Well, it’s finally happened. Under mounting internal and external pressure, Motorola has spun off its handset business.
The company’s handset division has been lost in the desert since the successful launch of the Razr a couple years ago. Since then, it’s lost market share and has been less than imaginative in developing new mobile handsets. This kind of product pipeline strangulation isn’t unusual at Moto.
In the 1990s, the company almost went under because it couldn’t quite figure out how to exploit all the great work it was doing in its labs. Getting products to market seems to escape this company. It looked like mobile phones were a sector where Moto could make big inroads, and the “lab to fab” pipeline was working very well—for a few years.
Now the No. 2 mobile phone maker is No. 3, having lost its spot to relative newcomer Samsung. And even No. 3 isn’t secure if something doesn’t happen quickly.
This has been one of activist investor Carl Icahn’s claims regarding the company. Moto is sitting on piles of cash; it has a world-class R&D program, and apparently no one who wanted to do anything bold or even businesslike with either. Icahn came in, picked up about 5 percent of the company (now 6 percent) and wanted to shake things up.
At first, it was about using some of the cash lying around to go buy something like Palm, a company that was on the ropes but has a great operating system and had successfully maintained a faithful customer base. Management continued to stonewall Icahn’s efforts to do something different, and it plowed forward buying complementary systems for its enterprise and cable businesses.
As can be seen in last year’s numbers, that strategy led to major losses, including the No. 2 spot in the mobile phone market. The CEO resigned in December, and Greg Brown has been working diligently to sort out the mess without simply caving into Icahn’s wishes.
The first thing he did was rip management out of the mobile phone division and actually has been running the division himself. I thought that was an excellent decision, especially because Icahn was gathering his forces to mount an offensive at the recently held annual meeting.
Brown could make his own assessment of the best way to deal with the mobile division: Cut it loose or rebuild it. The Mobility Devices unit will now be split off from the Broadband & Mobility Solutions division. There has yet to be a determination on how the stock will split between Moto and the new stock or how operations and funding for the new company will be handled.
But this is a step in the right direction. Moto needs a kick in pants, especially because investors have been kicking it in the head for so long.
This is one of the last great US technology companies and has always had so much going for it but never could get the corporate side correct long enough to sustain its success. It seizes the market for a product or technology only to let it slide through its fingers, choosing to play it safe once it succeeds instead of continuing to push out innovative products. Once on top, management has tended to play not to lose.

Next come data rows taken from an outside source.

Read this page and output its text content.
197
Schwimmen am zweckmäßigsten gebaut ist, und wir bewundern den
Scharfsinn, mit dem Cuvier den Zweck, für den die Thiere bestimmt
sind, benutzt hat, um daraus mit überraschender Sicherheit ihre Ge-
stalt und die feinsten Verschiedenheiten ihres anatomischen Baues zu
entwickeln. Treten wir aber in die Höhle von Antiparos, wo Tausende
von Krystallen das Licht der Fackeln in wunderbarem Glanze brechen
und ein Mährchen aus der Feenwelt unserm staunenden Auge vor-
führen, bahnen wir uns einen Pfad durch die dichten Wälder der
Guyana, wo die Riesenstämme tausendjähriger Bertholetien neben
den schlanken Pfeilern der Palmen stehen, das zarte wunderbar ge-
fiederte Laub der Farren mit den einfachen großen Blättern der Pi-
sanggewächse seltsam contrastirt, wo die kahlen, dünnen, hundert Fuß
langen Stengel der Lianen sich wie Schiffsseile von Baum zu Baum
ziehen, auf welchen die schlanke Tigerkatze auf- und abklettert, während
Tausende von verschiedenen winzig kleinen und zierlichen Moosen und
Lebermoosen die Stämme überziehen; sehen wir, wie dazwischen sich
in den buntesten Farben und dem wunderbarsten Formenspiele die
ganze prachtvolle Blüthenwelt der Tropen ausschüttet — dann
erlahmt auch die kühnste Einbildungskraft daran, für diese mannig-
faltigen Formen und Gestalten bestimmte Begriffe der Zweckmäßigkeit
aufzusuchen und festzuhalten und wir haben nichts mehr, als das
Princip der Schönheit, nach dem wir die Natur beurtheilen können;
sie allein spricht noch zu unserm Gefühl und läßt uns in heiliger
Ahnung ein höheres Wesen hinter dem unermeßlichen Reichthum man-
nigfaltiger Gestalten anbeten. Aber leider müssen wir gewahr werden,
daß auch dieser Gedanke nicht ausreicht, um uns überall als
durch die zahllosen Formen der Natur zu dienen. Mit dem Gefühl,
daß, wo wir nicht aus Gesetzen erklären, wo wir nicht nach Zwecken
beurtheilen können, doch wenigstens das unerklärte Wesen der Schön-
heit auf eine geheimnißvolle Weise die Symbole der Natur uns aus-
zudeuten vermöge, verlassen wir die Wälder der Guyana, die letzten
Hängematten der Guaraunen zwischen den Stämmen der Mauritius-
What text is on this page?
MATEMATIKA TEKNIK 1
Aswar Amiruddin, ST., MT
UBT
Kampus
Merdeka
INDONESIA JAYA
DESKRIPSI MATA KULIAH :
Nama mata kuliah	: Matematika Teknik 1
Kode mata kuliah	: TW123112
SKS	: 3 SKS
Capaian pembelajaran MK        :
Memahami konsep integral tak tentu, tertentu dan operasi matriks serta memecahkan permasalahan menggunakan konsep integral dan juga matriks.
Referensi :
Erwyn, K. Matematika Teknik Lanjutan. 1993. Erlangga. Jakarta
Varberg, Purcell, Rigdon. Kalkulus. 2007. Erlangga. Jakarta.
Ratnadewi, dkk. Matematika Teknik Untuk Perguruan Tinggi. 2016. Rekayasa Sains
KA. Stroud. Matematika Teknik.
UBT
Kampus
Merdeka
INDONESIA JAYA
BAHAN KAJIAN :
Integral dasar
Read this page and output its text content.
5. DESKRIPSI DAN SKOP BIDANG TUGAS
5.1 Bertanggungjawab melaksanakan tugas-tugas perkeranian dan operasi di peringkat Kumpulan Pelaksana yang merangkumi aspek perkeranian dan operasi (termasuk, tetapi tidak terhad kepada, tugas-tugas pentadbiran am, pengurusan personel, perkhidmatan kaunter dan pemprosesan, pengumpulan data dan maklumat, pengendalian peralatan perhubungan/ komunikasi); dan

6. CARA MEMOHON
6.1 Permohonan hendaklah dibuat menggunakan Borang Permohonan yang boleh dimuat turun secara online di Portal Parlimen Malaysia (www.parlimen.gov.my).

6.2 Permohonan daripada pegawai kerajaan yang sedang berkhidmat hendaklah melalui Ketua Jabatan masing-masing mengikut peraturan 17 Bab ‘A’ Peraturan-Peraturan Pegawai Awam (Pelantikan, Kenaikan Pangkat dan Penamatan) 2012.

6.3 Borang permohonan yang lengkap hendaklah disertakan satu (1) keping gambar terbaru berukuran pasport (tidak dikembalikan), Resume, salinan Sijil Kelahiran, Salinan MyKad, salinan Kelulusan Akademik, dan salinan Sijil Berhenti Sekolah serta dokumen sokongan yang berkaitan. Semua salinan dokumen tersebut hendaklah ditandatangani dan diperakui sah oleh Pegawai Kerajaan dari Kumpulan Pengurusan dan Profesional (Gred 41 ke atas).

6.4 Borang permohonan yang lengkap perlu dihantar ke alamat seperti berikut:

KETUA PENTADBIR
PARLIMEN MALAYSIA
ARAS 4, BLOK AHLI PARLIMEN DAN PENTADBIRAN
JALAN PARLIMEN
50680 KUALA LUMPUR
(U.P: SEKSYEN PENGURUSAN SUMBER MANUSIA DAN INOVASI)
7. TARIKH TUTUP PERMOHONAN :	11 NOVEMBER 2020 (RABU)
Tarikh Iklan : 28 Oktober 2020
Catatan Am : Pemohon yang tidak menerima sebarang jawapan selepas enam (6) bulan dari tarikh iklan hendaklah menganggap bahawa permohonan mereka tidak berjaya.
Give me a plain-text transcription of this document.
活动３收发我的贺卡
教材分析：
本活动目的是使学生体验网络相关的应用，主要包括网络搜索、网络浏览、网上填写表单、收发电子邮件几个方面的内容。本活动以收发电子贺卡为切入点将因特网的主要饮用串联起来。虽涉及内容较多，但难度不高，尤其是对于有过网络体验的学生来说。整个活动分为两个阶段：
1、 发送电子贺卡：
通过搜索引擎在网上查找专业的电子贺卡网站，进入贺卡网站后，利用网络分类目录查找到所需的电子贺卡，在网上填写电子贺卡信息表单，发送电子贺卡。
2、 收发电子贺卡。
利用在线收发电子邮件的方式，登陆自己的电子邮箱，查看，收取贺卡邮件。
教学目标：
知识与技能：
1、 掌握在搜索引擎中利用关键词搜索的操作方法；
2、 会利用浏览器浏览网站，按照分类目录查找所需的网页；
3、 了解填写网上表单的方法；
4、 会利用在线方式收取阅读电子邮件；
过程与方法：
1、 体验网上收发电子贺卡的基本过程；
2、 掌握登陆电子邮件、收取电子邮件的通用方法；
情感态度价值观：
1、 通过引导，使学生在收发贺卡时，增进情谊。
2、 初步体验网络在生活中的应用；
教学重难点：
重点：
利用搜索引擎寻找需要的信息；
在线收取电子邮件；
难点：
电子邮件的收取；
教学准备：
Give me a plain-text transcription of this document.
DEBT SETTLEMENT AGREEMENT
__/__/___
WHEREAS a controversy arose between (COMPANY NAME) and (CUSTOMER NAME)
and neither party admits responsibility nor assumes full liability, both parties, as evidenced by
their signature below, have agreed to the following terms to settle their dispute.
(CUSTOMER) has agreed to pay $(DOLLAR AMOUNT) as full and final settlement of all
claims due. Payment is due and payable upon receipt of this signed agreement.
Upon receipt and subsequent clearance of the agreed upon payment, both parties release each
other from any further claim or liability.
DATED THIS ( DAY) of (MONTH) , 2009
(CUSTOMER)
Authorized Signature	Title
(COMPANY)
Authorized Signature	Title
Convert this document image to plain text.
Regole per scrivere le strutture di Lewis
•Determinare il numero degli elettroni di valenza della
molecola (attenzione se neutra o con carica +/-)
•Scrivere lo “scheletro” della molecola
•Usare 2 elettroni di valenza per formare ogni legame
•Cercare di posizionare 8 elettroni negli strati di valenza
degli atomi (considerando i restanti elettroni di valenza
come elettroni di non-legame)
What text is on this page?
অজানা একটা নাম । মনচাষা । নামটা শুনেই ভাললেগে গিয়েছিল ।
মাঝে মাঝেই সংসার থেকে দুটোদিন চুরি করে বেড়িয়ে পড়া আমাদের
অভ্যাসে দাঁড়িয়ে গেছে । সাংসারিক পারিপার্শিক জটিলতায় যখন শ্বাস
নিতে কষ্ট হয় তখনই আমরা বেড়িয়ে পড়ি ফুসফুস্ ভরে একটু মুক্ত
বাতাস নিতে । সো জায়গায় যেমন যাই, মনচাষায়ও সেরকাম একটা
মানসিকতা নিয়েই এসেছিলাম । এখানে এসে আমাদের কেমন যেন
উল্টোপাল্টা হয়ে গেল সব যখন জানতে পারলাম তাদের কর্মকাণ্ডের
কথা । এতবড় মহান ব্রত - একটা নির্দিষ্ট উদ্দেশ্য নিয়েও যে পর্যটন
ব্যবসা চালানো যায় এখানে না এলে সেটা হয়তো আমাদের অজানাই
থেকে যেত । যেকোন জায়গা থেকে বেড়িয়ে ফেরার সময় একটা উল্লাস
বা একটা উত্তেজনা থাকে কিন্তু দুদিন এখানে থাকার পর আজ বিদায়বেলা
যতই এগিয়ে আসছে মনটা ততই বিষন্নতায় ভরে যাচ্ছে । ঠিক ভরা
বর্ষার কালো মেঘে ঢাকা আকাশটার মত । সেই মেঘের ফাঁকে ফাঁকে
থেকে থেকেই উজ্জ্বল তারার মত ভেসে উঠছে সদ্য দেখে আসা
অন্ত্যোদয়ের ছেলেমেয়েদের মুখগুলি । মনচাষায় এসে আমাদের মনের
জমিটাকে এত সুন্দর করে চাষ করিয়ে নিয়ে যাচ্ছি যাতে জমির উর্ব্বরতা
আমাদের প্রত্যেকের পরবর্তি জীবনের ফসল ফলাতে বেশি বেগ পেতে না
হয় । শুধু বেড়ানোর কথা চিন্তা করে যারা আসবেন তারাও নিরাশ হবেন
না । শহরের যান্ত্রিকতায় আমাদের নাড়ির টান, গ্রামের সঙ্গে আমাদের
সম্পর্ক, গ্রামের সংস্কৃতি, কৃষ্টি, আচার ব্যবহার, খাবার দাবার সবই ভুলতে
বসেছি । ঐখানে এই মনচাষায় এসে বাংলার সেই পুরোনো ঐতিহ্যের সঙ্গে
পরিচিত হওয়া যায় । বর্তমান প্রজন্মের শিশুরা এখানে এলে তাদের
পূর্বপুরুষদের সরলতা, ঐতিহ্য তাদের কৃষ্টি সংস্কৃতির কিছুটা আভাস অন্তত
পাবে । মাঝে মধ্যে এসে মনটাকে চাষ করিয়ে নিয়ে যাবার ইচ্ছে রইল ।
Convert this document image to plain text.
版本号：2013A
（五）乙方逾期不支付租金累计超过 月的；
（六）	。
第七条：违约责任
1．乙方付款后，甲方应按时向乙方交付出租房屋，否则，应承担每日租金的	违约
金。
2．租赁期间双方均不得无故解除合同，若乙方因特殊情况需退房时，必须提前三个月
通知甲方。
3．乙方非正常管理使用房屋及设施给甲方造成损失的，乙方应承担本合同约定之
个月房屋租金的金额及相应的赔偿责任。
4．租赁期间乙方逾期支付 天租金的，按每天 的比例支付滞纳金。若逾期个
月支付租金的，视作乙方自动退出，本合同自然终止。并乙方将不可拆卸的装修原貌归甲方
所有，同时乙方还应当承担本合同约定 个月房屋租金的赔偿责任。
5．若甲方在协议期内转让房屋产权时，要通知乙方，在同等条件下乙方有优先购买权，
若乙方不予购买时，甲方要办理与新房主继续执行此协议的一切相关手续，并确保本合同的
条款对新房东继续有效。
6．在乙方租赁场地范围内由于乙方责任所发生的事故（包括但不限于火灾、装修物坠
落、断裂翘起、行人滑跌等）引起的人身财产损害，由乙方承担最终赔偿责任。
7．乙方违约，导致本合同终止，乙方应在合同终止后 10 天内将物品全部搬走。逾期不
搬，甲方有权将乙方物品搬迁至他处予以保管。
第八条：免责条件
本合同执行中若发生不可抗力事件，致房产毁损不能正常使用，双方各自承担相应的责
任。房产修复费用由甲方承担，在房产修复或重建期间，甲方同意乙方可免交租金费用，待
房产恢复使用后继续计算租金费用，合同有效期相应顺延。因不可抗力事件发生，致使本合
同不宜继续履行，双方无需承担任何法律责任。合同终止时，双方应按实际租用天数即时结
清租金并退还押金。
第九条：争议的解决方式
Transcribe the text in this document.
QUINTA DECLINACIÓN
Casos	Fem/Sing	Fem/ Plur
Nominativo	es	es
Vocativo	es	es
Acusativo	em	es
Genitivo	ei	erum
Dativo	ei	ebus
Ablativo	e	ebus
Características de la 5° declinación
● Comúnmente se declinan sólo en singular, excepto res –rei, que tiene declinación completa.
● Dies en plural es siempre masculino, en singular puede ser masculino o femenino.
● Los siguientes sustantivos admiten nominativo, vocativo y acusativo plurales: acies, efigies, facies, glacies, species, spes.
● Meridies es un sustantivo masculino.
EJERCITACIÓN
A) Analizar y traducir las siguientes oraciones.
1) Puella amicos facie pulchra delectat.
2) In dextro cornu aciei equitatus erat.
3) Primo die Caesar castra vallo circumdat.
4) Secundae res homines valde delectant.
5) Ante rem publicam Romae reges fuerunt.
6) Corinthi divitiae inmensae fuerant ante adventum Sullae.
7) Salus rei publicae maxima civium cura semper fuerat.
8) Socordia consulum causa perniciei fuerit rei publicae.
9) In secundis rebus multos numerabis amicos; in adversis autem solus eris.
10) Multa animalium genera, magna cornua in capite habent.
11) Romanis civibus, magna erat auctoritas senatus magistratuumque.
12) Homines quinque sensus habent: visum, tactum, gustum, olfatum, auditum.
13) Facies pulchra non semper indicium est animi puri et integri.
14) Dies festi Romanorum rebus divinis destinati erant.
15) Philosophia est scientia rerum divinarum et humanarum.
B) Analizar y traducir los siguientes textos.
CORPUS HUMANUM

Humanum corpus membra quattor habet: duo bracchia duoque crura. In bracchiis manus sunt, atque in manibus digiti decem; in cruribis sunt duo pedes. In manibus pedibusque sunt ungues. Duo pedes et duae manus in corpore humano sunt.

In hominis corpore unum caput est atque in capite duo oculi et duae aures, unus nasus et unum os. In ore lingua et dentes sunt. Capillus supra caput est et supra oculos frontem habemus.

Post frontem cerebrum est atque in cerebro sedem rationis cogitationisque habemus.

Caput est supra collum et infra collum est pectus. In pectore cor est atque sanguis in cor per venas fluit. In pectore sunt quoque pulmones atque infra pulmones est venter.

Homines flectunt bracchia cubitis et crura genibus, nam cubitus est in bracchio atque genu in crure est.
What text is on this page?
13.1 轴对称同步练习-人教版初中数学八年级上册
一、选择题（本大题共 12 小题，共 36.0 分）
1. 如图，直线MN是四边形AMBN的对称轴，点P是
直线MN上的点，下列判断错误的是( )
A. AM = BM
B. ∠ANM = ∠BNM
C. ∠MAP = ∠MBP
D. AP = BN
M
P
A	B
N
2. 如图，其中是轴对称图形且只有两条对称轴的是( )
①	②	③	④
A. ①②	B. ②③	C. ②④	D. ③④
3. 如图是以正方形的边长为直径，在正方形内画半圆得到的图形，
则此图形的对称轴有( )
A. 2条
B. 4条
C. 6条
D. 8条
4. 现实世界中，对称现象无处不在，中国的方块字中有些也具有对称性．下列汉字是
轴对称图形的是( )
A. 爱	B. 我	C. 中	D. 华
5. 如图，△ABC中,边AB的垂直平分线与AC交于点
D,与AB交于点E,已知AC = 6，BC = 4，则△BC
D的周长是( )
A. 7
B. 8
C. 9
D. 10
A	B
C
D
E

That isn’t a recipe for long-term success, and it shows in the cyclicality of the Moto business model. It also means you lose a lot of talent during those dips and must constantly reorganize.
Brown’s move here may be the first step in getting the company out of the newest hole it’s dug for itself. At least it will buy the company time in the eyes of institutional investors who have become impatient with the tepid response to the company’s flagging fortunes.
It will still be some time before Moto is out of the woods and much more time before any of Brown’s efforts can be termed a corporate turnaround. Caution is the word; optimism is at least a couple quarters away.
Also, it will be interesting to see what happens now that Icahn has more access to management and whether his board appointees make the cut and make a difference.
It’s certainly an exciting story, and I’m guessing a very rewarding one for intrepid investors who are a little sentimental about homegrown tech companies.